Von guten Mächten wunderbar geborgen erwarten wir getrost, was kommen mag. Gott ist bei uns am Abend und am Morgen, und ganz gewiss an jedem neuen Tag. Von guten Mächten treu und still umgeben behütet und getröstet wunderbar, - so will ich diese Tage mit euch leben und mit euch gehen in ein neues Jahr; noch will das alte unsre Herzen quälen, noch drückt uns böser Tage schwere Last, Ach Herr, gib unsern aufgeschreckten Seelen
das Heil, für das Du uns geschaffen hast. Und reichst Du uns den schweren Kelch, den bittern, des Leids, gefüllt bis an den höchsten Rand, so nehmen wir ihn dankbar ohne Zittern
aus Deiner guten und geliebten Hand.

Doch willst Du uns noch einmal Freude schenken an dieser Welt und ihrer Sonne Glanz,
dann woll´n wir des Vergangenen gedenken, und dann gehört Dir unser Leben ganz.

Lass warm und hell die Kerzen heute flammen, die Du in unsre Dunkelheit gebracht,
führ, wenn es sein kann, wieder uns zusammen! Wir wissen es, Dein Licht scheint in der Nacht.

Wenn sich die Stille nun tief um uns breitet, so lass uns hören jenen vollen Klang der Welt, die unsichtbar sich um uns weitet, all Deiner Kinder hohen Lobgesang. (Dietrich Bonhoeffer)

(Dompfarrer Claudius Stoffel)

 


Herr Ministerpräsident, meine Damen und Herren, vor allem: verehrte Familie Stocker, liebe Hanne, die Bürgerinnen und Bürger der Stadt Freiburg nehmen heute Abschied von Achim Stocker. Er war seit rund einem halben Jahrhundert in Freiburg zu Hause. Er hat hier, ganz in der Nähe mit seiner Familie gelebt, und Freiburg und der SC waren sein Lebensmittelpunkt und seine Lebensaufgabe. Im Namen der Stadt und der Freiburger Bürgerschaft verneige ich mich vor einer großartigen Persönlichkeit, und ich nehme Abschied von einem Mann, der mir über viele Jahre ein enger und persönlicher Freund geworden war.

Liebe Hanne, liebe Sabine, lieber Christian, an erster Stelle gilt dieses Mitgefühl Euch. Ihr trauert um den Ehemann und den Vater. Für Stevie und Chrissie war er der Opa. Ich habe oft gespürt, wie wichtig Achim der Halt in der Familie war. Sie war ihm ein Ankerpunkt in einem Leben, in dem es nicht viel Ruhe, Muße und Freizeit geben konnte, so wie Achim Stocker das Amt des Präsidenten im Sportclub verstanden und ausgefüllt hat. Deshalb war ihm der Rückzug in die Familie, die gemeinsamen Reisen oder einfach nur der Spaziergang an der Dreisam so wichtig, um wieder Kraft tanken zu können.

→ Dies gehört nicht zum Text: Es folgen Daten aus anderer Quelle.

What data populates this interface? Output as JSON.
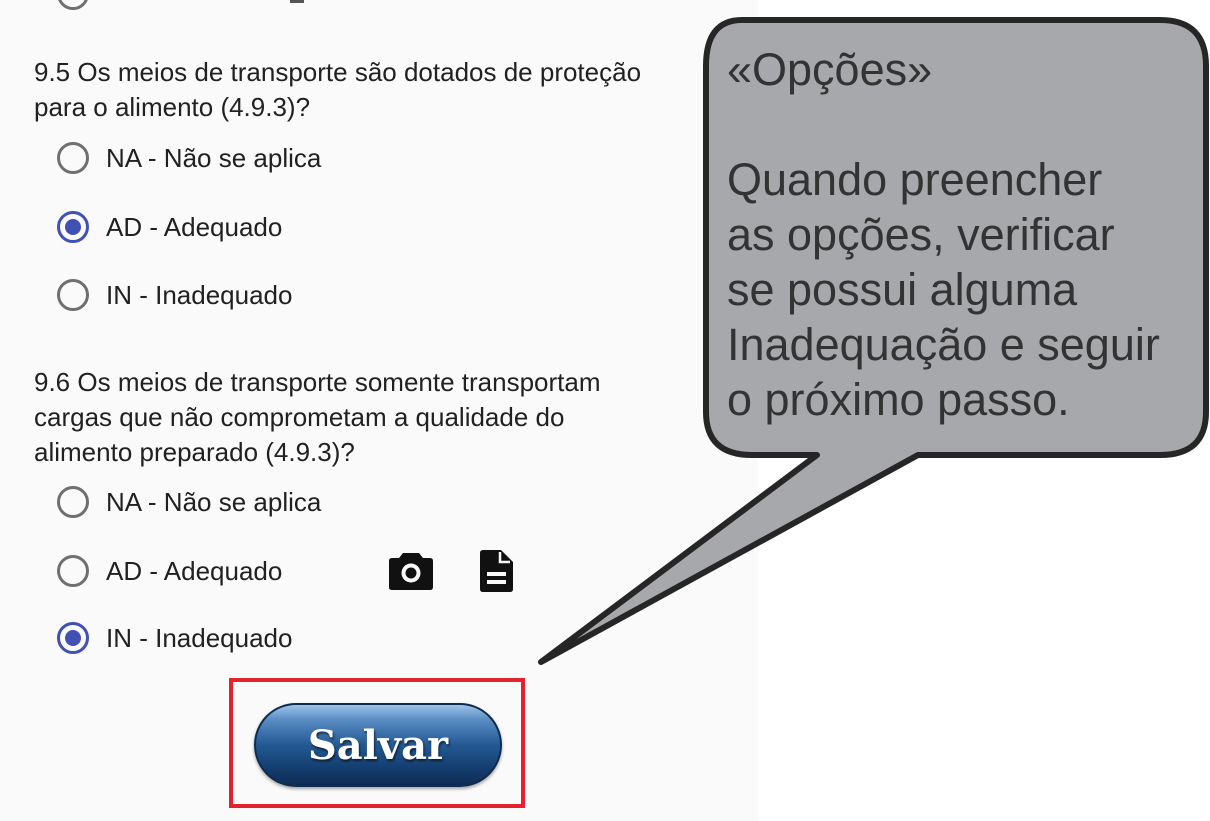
{
  "questions": [
    {
      "text_lines": [
        "9.5 Os meios de transporte são dotados de proteção",
        "para o alimento (4.9.3)?"
      ],
      "options": [
        {
          "label": "NA - Não se aplica",
          "selected": false
        },
        {
          "label": "AD - Adequado",
          "selected": true
        },
        {
          "label": "IN - Inadequado",
          "selected": false
        }
      ]
    },
    {
      "text_lines": [
        "9.6 Os meios de transporte somente transportam",
        "cargas que não comprometam a qualidade do",
        "alimento preparado (4.9.3)?"
      ],
      "options": [
        {
          "label": "NA - Não se aplica",
          "selected": false
        },
        {
          "label": "AD - Adequado",
          "selected": false
        },
        {
          "label": "IN - Inadequado",
          "selected": true
        }
      ]
    }
  ],
  "icons": {
    "camera": "camera-icon",
    "document": "document-icon"
  },
  "save_label": "Salvar",
  "callout": {
    "title": "«Opções»",
    "lines": [
      "Quando preencher",
      "as opções, verificar",
      "se possui alguma",
      "Inadequação e seguir",
      "o próximo passo."
    ]
  },
  "colors": {
    "radio_selected": "#3f51b5",
    "radio_unselected": "#6f6f6f",
    "highlight_frame": "#e3222d",
    "callout_fill": "#a7a8ac",
    "save_button": "#245994"
  }
}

Das Mitgefühl gilt auch dem Verein, dem Vorstand, der Mannschaft, dem Trainerstab und den Mitarbeitern, und allen Mitgliedern und Freunden der großen SC-Familie. Der Sportclub trauert nicht nur um den Präsidenten, der 37 unvorstellbar lange Jahre, exakt sein halbes Leben, an der Spitze des Vereins stand. Der Sportclub und alle Freunde des Vereins trauern um eine Integrationsfigur im besten Sinne des Wortes, denn das ist Achim Stocker gewesen. Er verkörperte, ja er war mit Leib und Seele der SC, und der SC war Achim Stocker. Ich bin sicher, dass es sehr in seinem Sinne ist, wenn wir ihn auf seinem letzten Weg von hier, aus "seinem" Stadion begleiten. Mir fällt die Vorstellung schwer, dass es ihn hier in der Geschäftsstelle oder auf dem Trainingsplatz nicht mehr geben wird.

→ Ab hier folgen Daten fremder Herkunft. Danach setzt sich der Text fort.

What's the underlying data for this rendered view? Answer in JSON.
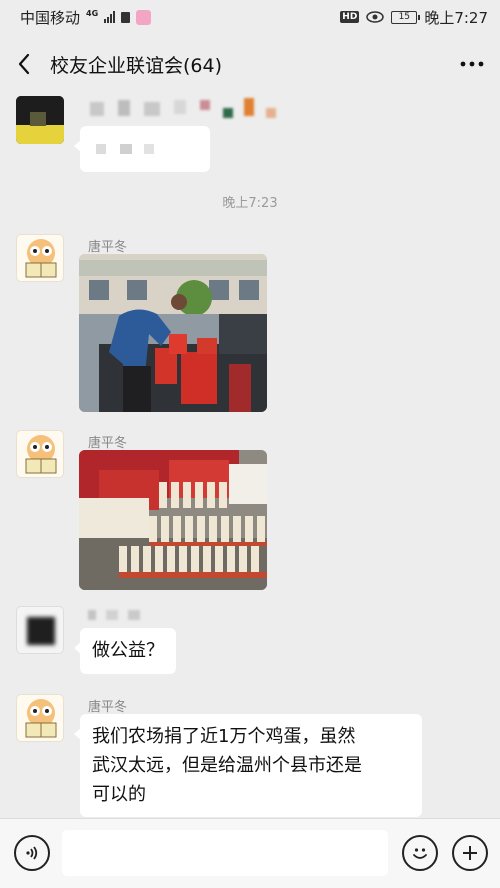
{
  "status_bar": {
    "carrier": "中国移动",
    "network": "4G",
    "hd": "HD",
    "battery": "15",
    "time": "晚上7:27"
  },
  "nav": {
    "title": "校友企业联谊会(64)",
    "back_icon": "chevron-left-icon",
    "more_icon": "more-dots-icon"
  },
  "chat": {
    "timestamp": "晚上7:23",
    "messages": [
      {
        "sender": "唐平冬",
        "type": "image",
        "description_icon": "photo-truck-loading"
      },
      {
        "sender": "唐平冬",
        "type": "image",
        "description_icon": "photo-donated-goods"
      },
      {
        "sender": "",
        "type": "text",
        "text": "做公益？"
      },
      {
        "sender": "唐平冬",
        "type": "text",
        "text_lines": [
          "我们农场捐了近1万个鸡蛋，虽然",
          "武汉太远，但是给温州个县市还是",
          "可以的"
        ]
      }
    ]
  },
  "input_bar": {
    "voice_icon": "voice-icon",
    "emoji_icon": "emoji-icon",
    "add_icon": "plus-icon",
    "value": ""
  },
  "colors": {
    "background": "#ededed",
    "bubble": "#ffffff",
    "meta_text": "#888888"
  }
}
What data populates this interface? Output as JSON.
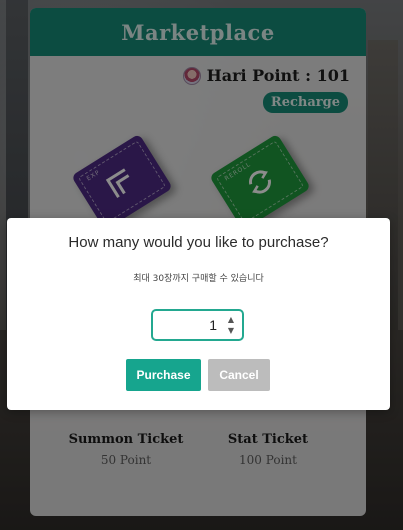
{
  "marketplace": {
    "title": "Marketplace",
    "points_label": "Hari Point : 101",
    "recharge_label": "Recharge",
    "items": [
      {
        "name": "Summon Ticket",
        "price": "50 Point",
        "tag": "EXP",
        "color": "#4d2a83"
      },
      {
        "name": "Stat Ticket",
        "price": "100 Point",
        "tag": "REROLL",
        "color": "#1f9a3c"
      }
    ]
  },
  "dialog": {
    "title": "How many would you like to purchase?",
    "subtitle": "최대 30장까지 구매할 수 있습니다",
    "quantity": "1",
    "purchase_label": "Purchase",
    "cancel_label": "Cancel"
  },
  "colors": {
    "accent": "#16a58e",
    "header": "#178a77",
    "cancel": "#bcbcbc"
  }
}
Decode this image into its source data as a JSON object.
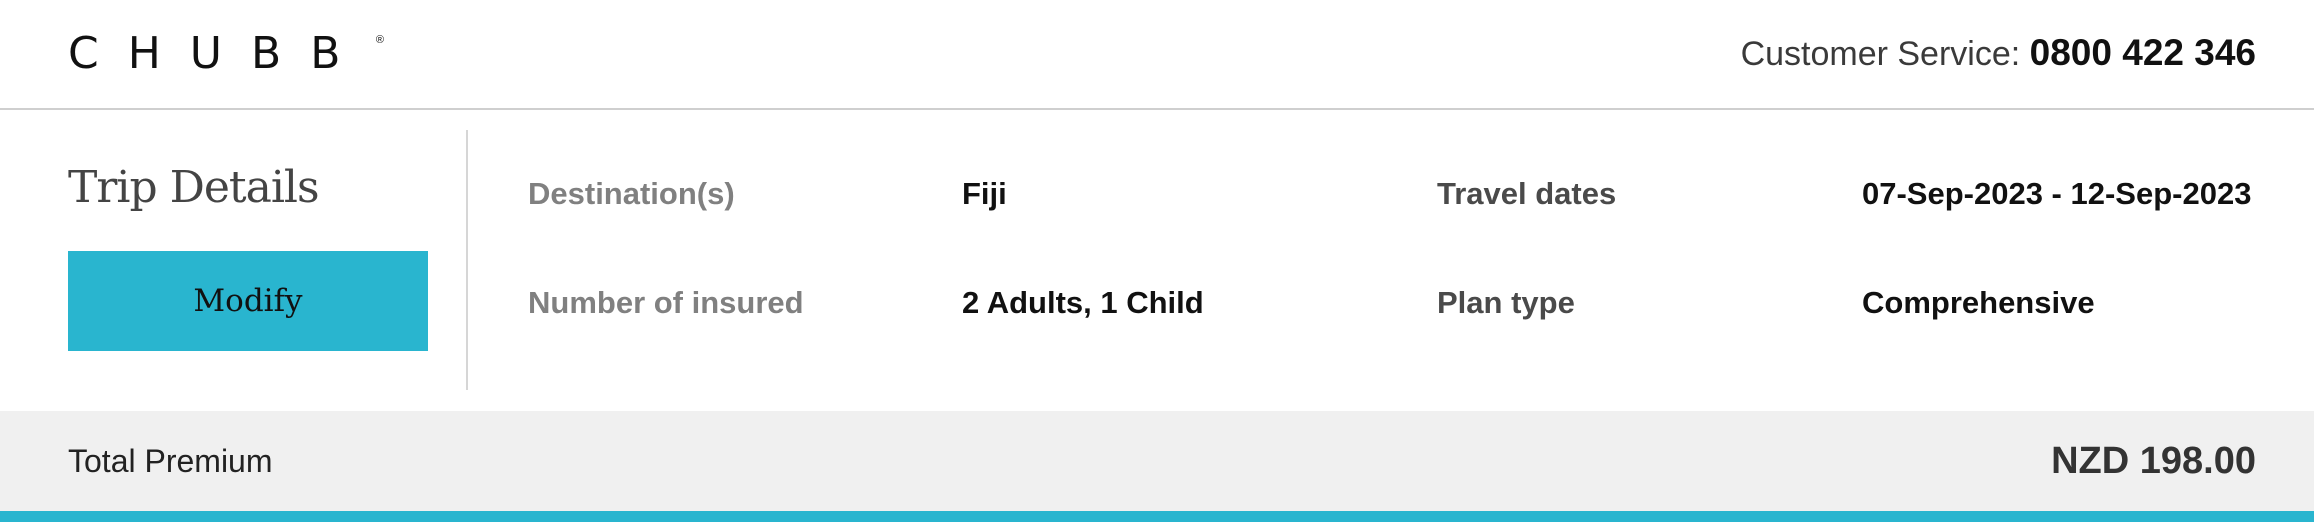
{
  "header": {
    "logo_text": "CHUBB",
    "logo_reg": "®",
    "customer_service_label": "Customer Service:",
    "customer_service_phone": "0800 422 346"
  },
  "trip": {
    "title": "Trip Details",
    "modify_label": "Modify",
    "fields": {
      "destination_label": "Destination(s)",
      "destination_value": "Fiji",
      "travel_dates_label": "Travel dates",
      "travel_dates_value": "07-Sep-2023 - 12-Sep-2023",
      "insured_label": "Number of insured",
      "insured_value": "2 Adults, 1 Child",
      "plan_type_label": "Plan type",
      "plan_type_value": "Comprehensive"
    }
  },
  "premium": {
    "label": "Total Premium",
    "value": "NZD 198.00"
  },
  "colors": {
    "accent": "#29b5cf",
    "premium_bg": "#f0f0f0"
  }
}
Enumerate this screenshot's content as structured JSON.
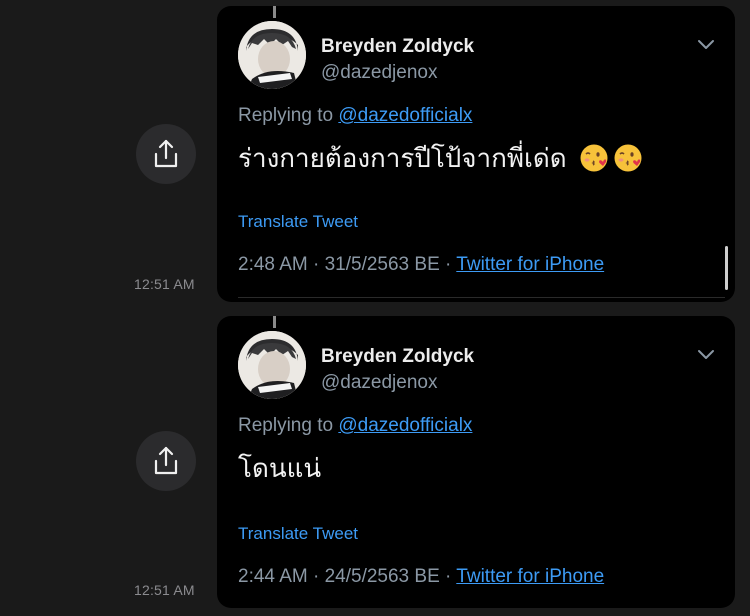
{
  "tweets": [
    {
      "author_name": "Breyden Zoldyck",
      "handle": "@dazedjenox",
      "replying_prefix": "Replying to",
      "replying_to": "@dazedofficialx",
      "text": "ร่างกายต้องการปีโป้จากพี่เด่ด",
      "emojis": [
        "kissing-face-with-heart-emoji",
        "kissing-face-with-heart-emoji"
      ],
      "translate_label": "Translate Tweet",
      "time_date": "2:48 AM · 31/5/2563 BE · ",
      "source": "Twitter for iPhone",
      "side_timestamp": "12:51 AM"
    },
    {
      "author_name": "Breyden Zoldyck",
      "handle": "@dazedjenox",
      "replying_prefix": "Replying to",
      "replying_to": "@dazedofficialx",
      "text": "โดนแน่",
      "emojis": [],
      "translate_label": "Translate Tweet",
      "time_date": "2:44 AM · 24/5/2563 BE · ",
      "source": "Twitter for iPhone",
      "side_timestamp": "12:51 AM"
    }
  ],
  "colors": {
    "background": "#1a1a1a",
    "card": "#000000",
    "link": "#3d9bf5",
    "secondary_text": "#8b98a5"
  }
}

Meine Damen und Herren, wir trauern um einen Mann, ohne den es den Sportclub von heute und die Erfolgsstory in der Bundesliga nicht gegeben hätte. Er hat das Amt des Präsidenten in einer Zeit übernommen, als der Verein sportlich und strukturell ein völlig anderer war als heute. Er hat dieses Amt nicht als ein Repräsentationsamt verstanden, sondern als Arbeit und Verantwortung für den Verein und für die Mitglieder. Und er hat dies getan, weil er ein Fußballverrückter war, der aber zu aller Begeisterung auch noch enorm fach- und sachkundig war. Achim Stocker war in den Anfangszeiten quasi Manager, Sportdirektor und Geschäftsführer in einer Person, und fachlich besser als mancher Trainer.

Diese Jahre waren alles andere als leicht. Ganz im Gegenteil. Ich weiß von ihm, wie viele Häme und Demütigungen er in diesen Jahren erfahren musste. "Ich war damals der Bettelkönig von Südbaden" hat er mal gesagt. Das hat ihm weh getan, auch wenn er es sich nicht anmerken ließ. Aber er hat eben nicht den Bettel hingeworfen, sondern er hat trotzdem sein Ziel weiter verfolgt. Dieses Ziel war gar nicht die 1. Liga – das hätte Achim Stocker vermutlich als Größenwahn abgetan. Sein Ziel war der sportliche Erfolg und die Konsolidierung des Vereins.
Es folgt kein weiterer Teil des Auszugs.